Pious beginnings: 1000–1200
All academic headgear descends from the ecclesiastical calotte, or skullcap, worn somewhat indiscriminately throughout Europe in the eleventh and twelfth centuries by canons of cathedrals and other church dignitaries. It passed into the conventions of dress that rapidly developed in the brand-new universities: Bologna (the alma mater of us all, founded in 1088), Paris (1150), Oxford (1167), Modena (1175), and so on. According to long and slightly wobbly tradition, this skullcap, of quite shallow form, was itself descended from the floppy pileus or "cap of liberty" that was worn by ancient Roman freedmen to cover their newly shaved heads.

At the time of the French Revolution, when the new republic searched for potent symbols of civic virtue, that ancient Roman cap of liberty was somewhat imaginatively envisioned as "peaked" and repackaged for the modern age. Indeed, all peaked headgear shares this common intervening source and, of course, is now worn variously by naval officers, airline pilots, police, ticket collectors, and ice cream vendors. The baseball cap (somewhat bafflingly at times worn these days back to front) is therefore an essentially bona fide collateral descendant of the Roman pileus, although I am not quite sure how many wearers nowadays ruminate on this handy link to the noble concept of freedom.

There is very little written evidence for the origins of the scholar's hat, because it was three or four centuries before universities started to generate a mass of written regulations and bylaws governing costume, but tomb sculpture and brass rubbings tell us what we need to know about the earliest forms of academic headgear. Even by these early dates, however, much discussion arose from the question whether it was not a presumption, or vanity, or dangerous solecism to wear a hood and cap, both at once. After all (as the antis argued), the hood or cowl was an ancient monastic accessory, stretching all the way back to St. Benedict (ca. 480-547 CE), and had long been worn over the head both liturgically and, at times, out of necessity for warmth. The fact that today we still wear caps and hoods (jauntily trailing them behind, over our academic gowns) demonstrates that this matter was firmly resolved in the negative. The practice of wearing hoods lined with silk or fur—not over the head, but dangling behind to signify by their different colors and textures which degree we have earned—arrived in universities comparatively recently, in the sixteenth century.
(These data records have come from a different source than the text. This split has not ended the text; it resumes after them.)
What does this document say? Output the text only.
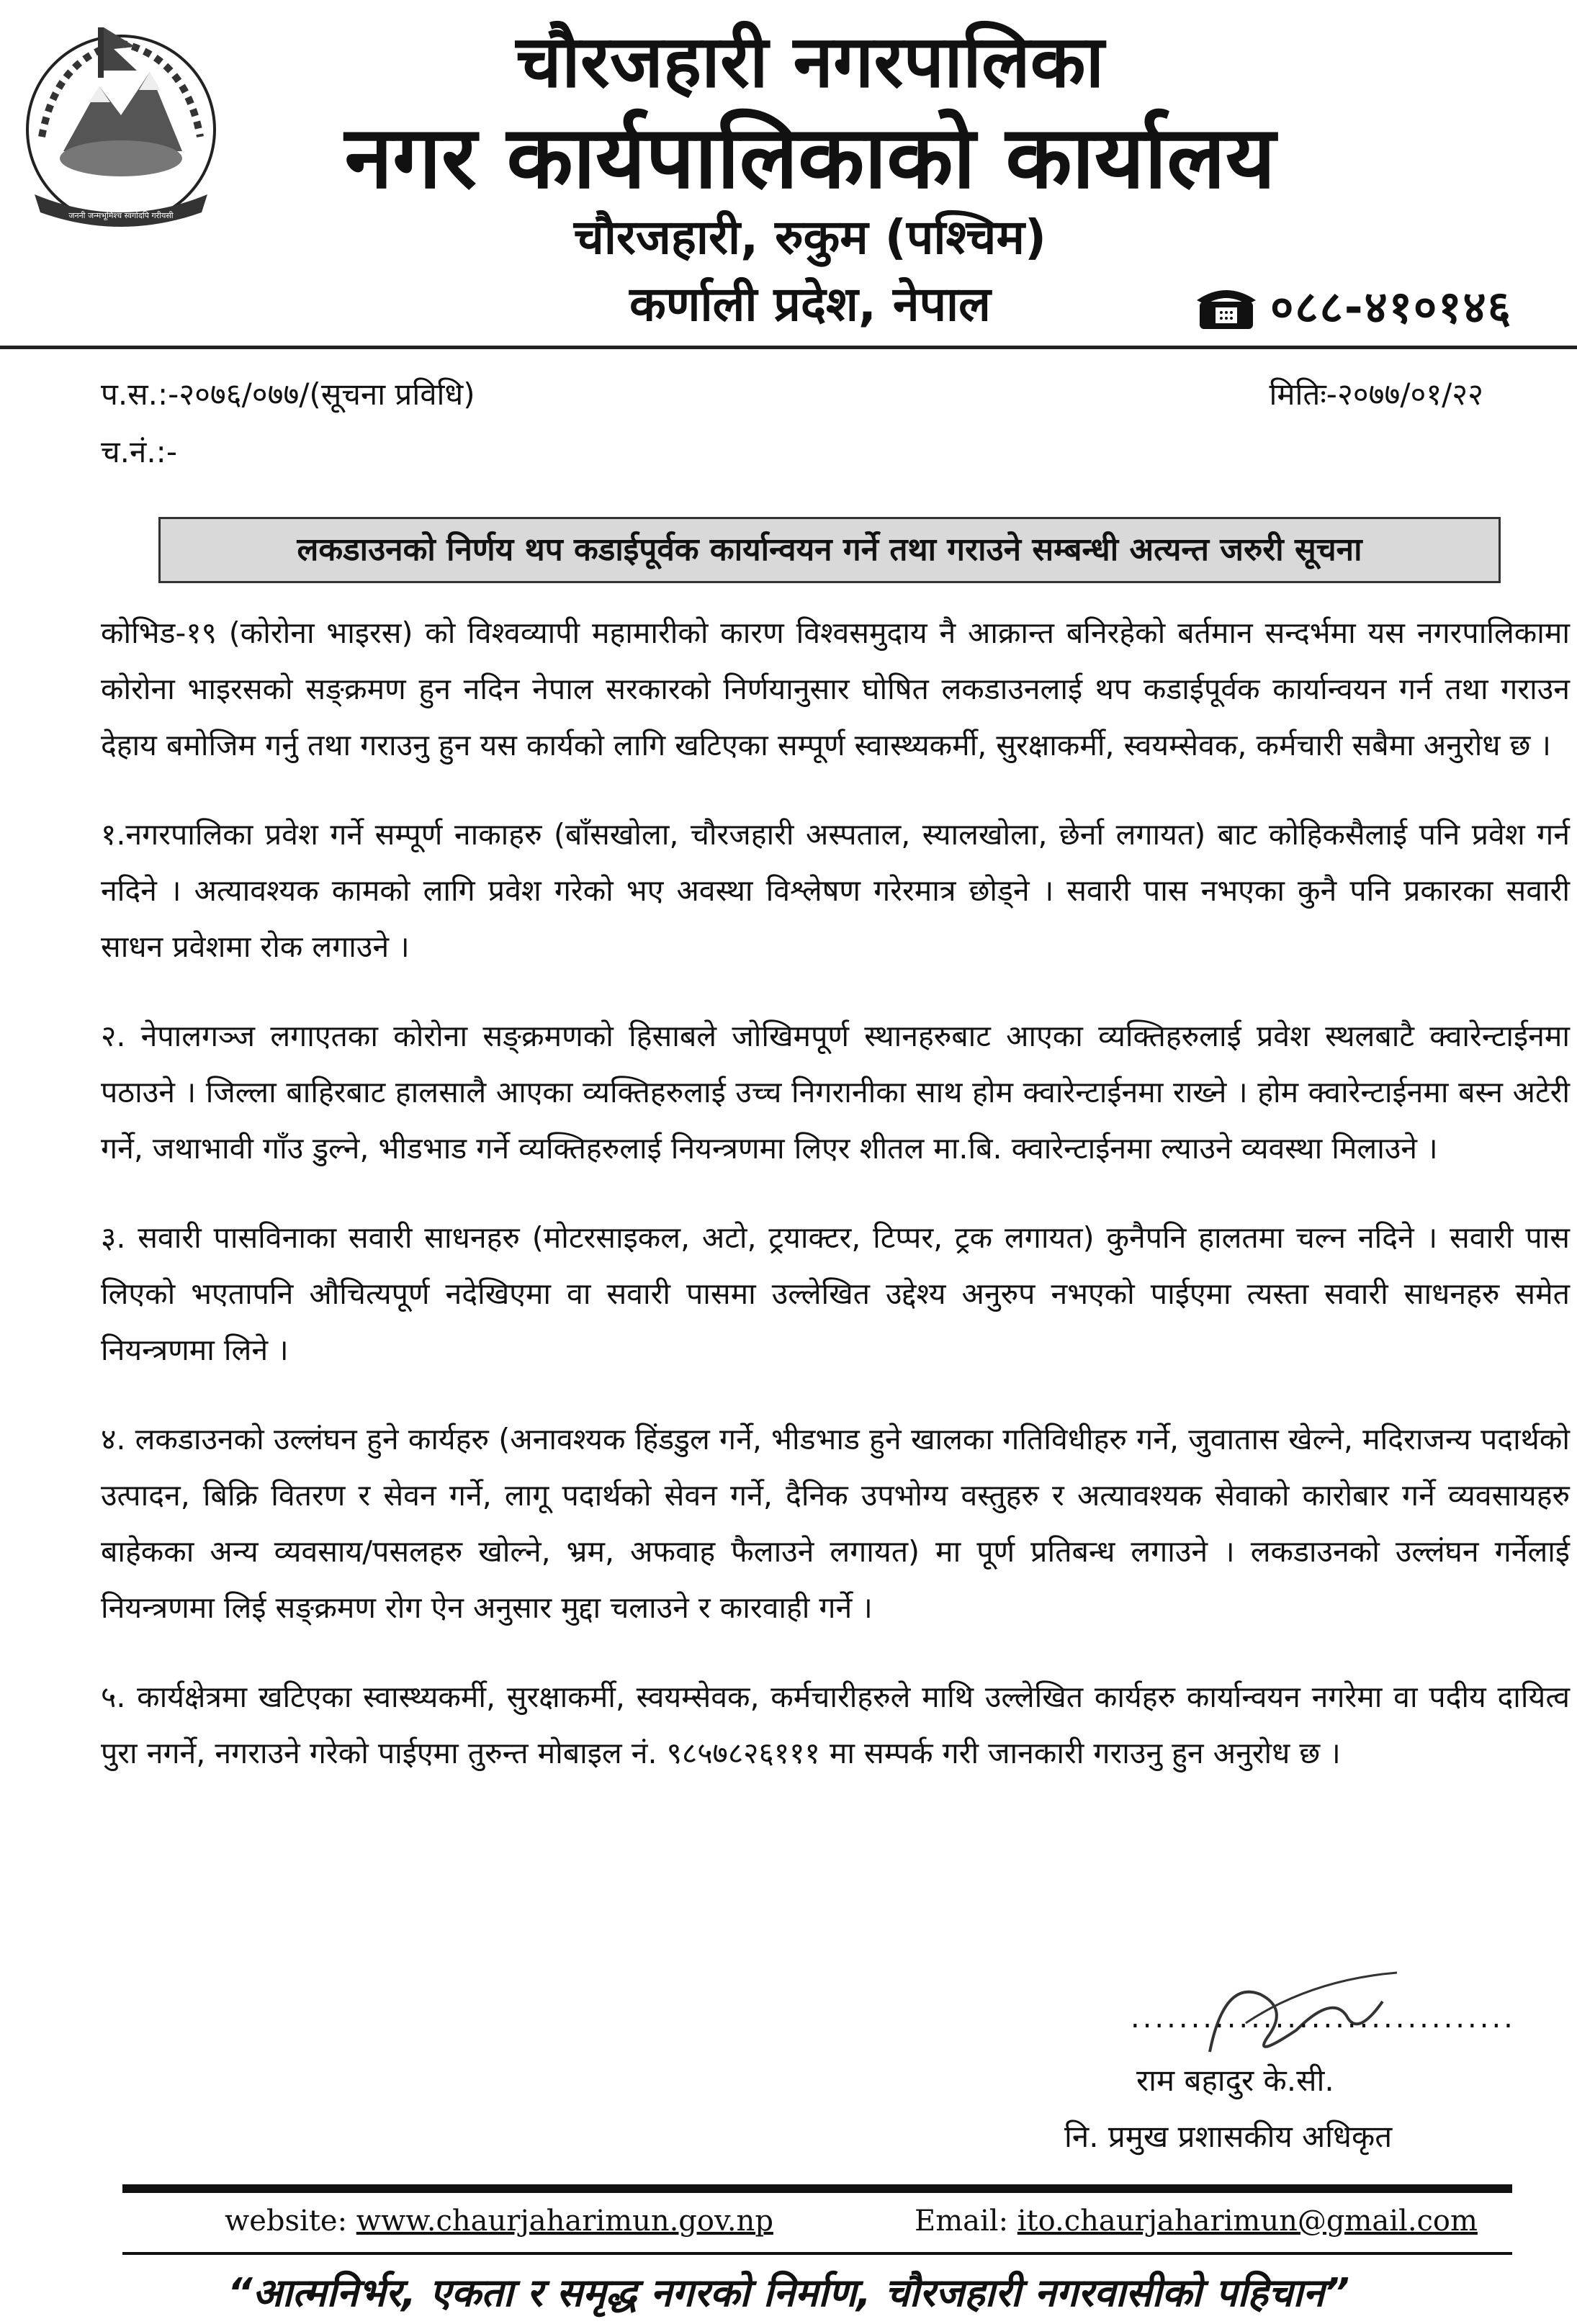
जननी जन्मभूमिश्च स्वर्गादपि गरीयसी
चौरजहारी नगरपालिका
नगर कार्यपालिकाको कार्यालय
चौरजहारी, रुकुम (पश्चिम)
कर्णाली प्रदेश, नेपाल	०८८-४१०१४६
प.स.:-२०७६/०७७/(सूचना प्रविधि)	मितिः-२०७७/०१/२२
च.नं.:-
लकडाउनको निर्णय थप कडाईपूर्वक कार्यान्वयन गर्ने तथा गराउने सम्बन्धी अत्यन्त जरुरी सूचना

कोभिड-१९ (कोरोना भाइरस) को विश्वव्यापी महामारीको कारण विश्वसमुदाय नै आक्रान्त बनिरहेको बर्तमान सन्दर्भमा यस नगरपालिकामा कोरोना भाइरसको सङ्क्रमण हुन नदिन नेपाल सरकारको निर्णयानुसार घोषित लकडाउनलाई थप कडाईपूर्वक कार्यान्वयन गर्न तथा गराउन देहाय बमोजिम गर्नु तथा गराउनु हुन यस कार्यको लागि खटिएका सम्पूर्ण स्वास्थ्यकर्मी, सुरक्षाकर्मी, स्वयम्सेवक, कर्मचारी सबैमा अनुरोध छ ।

१.नगरपालिका प्रवेश गर्ने सम्पूर्ण नाकाहरु (बाँसखोला, चौरजहारी अस्पताल, स्यालखोला, छेर्ना लगायत) बाट कोहिकसैलाई पनि प्रवेश गर्न नदिने । अत्यावश्यक कामको लागि प्रवेश गरेको भए अवस्था विश्लेषण गरेरमात्र छोड्ने । सवारी पास नभएका कुनै पनि प्रकारका सवारी साधन प्रवेशमा रोक लगाउने ।

२. नेपालगञ्ज लगाएतका कोरोना सङ्क्रमणको हिसाबले जोखिमपूर्ण स्थानहरुबाट आएका व्यक्तिहरुलाई प्रवेश स्थलबाटै क्वारेन्टाईनमा पठाउने । जिल्ला बाहिरबाट हालसालै आएका व्यक्तिहरुलाई उच्च निगरानीका साथ होम क्वारेन्टाईनमा राख्ने । होम क्वारेन्टाईनमा बस्न अटेरी गर्ने, जथाभावी गाँउ डुल्ने, भीडभाड गर्ने व्यक्तिहरुलाई नियन्त्रणमा लिएर शीतल मा.बि. क्वारेन्टाईनमा ल्याउने व्यवस्था मिलाउने ।

३. सवारी पासविनाका सवारी साधनहरु (मोटरसाइकल, अटो, ट्रयाक्टर, टिप्पर, ट्रक लगायत) कुनैपनि हालतमा चल्न नदिने । सवारी पास लिएको भएतापनि औचित्यपूर्ण नदेखिएमा वा सवारी पासमा उल्लेखित उद्देश्य अनुरुप नभएको पाईएमा त्यस्ता सवारी साधनहरु समेत नियन्त्रणमा लिने ।

४. लकडाउनको उल्लंघन हुने कार्यहरु (अनावश्यक हिंडडुल गर्ने, भीडभाड हुने खालका गतिविधीहरु गर्ने, जुवातास खेल्ने, मदिराजन्य पदार्थको उत्पादन, बिक्रि वितरण र सेवन गर्ने, लागू पदार्थको सेवन गर्ने, दैनिक उपभोग्य वस्तुहरु र अत्यावश्यक सेवाको कारोबार गर्ने व्यवसायहरु बाहेकका अन्य व्यवसाय/पसलहरु खोल्ने, भ्रम, अफवाह फैलाउने लगायत) मा पूर्ण प्रतिबन्ध लगाउने । लकडाउनको उल्लंघन गर्नेलाई नियन्त्रणमा लिई सङ्क्रमण रोग ऐन अनुसार मुद्दा चलाउने र कारवाही गर्ने ।

५. कार्यक्षेत्रमा खटिएका स्वास्थ्यकर्मी, सुरक्षाकर्मी, स्वयम्सेवक, कर्मचारीहरुले माथि उल्लेखित कार्यहरु कार्यान्वयन नगरेमा वा पदीय दायित्व पुरा नगर्ने, नगराउने गरेको पाईएमा तुरुन्त मोबाइल नं. ९८५७८२६१११ मा सम्पर्क गरी जानकारी गराउनु हुन अनुरोध छ ।

................................
राम बहादुर के.सी.
नि. प्रमुख प्रशासकीय अधिकृत
website: www.chaurjaharimun.gov.np	Email: ito.chaurjaharimun@gmail.com
“आत्मनिर्भर, एकता र समृद्ध नगरको निर्माण, चौरजहारी नगरवासीको पहिचान”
Tasteful developments: 1200–1500
The calotte or skullcap solidified in the course of the twelfth century into a basic brimless cloth form called, like its ancient Roman progenitor, the pileus. Between 1300 and 1500, a period of unprecedented volatility in European fashion, the pileus, like everything else -- sleeves, shoes, hair -- gradually got bigger. Its rim crept farther down over the brow, covering more and more head. It continued to be worn by clerics, but also as a distinctive form of dress by doctors, masters, bachelors, and officers of universities. However, its evolution appears to have been driven largely by secular fashion -- particularly in mid-fifteenth-century Paris, already the center of haute couture. It was now called the pileus rotundus.

By this date the round hat had spawned numerous offspring, some with brims and some without, and in due course these migrated into the spheres of military, civic, even commercial life, from the beadle to the burgher and up to the prince. In a real sense, therefore, the topper, the bowler, the tall round chef's hat, even Pope Benedict's cozy, fur-lined camauro, all trace their ancestry back to the natty prototype of the pileus rotundus.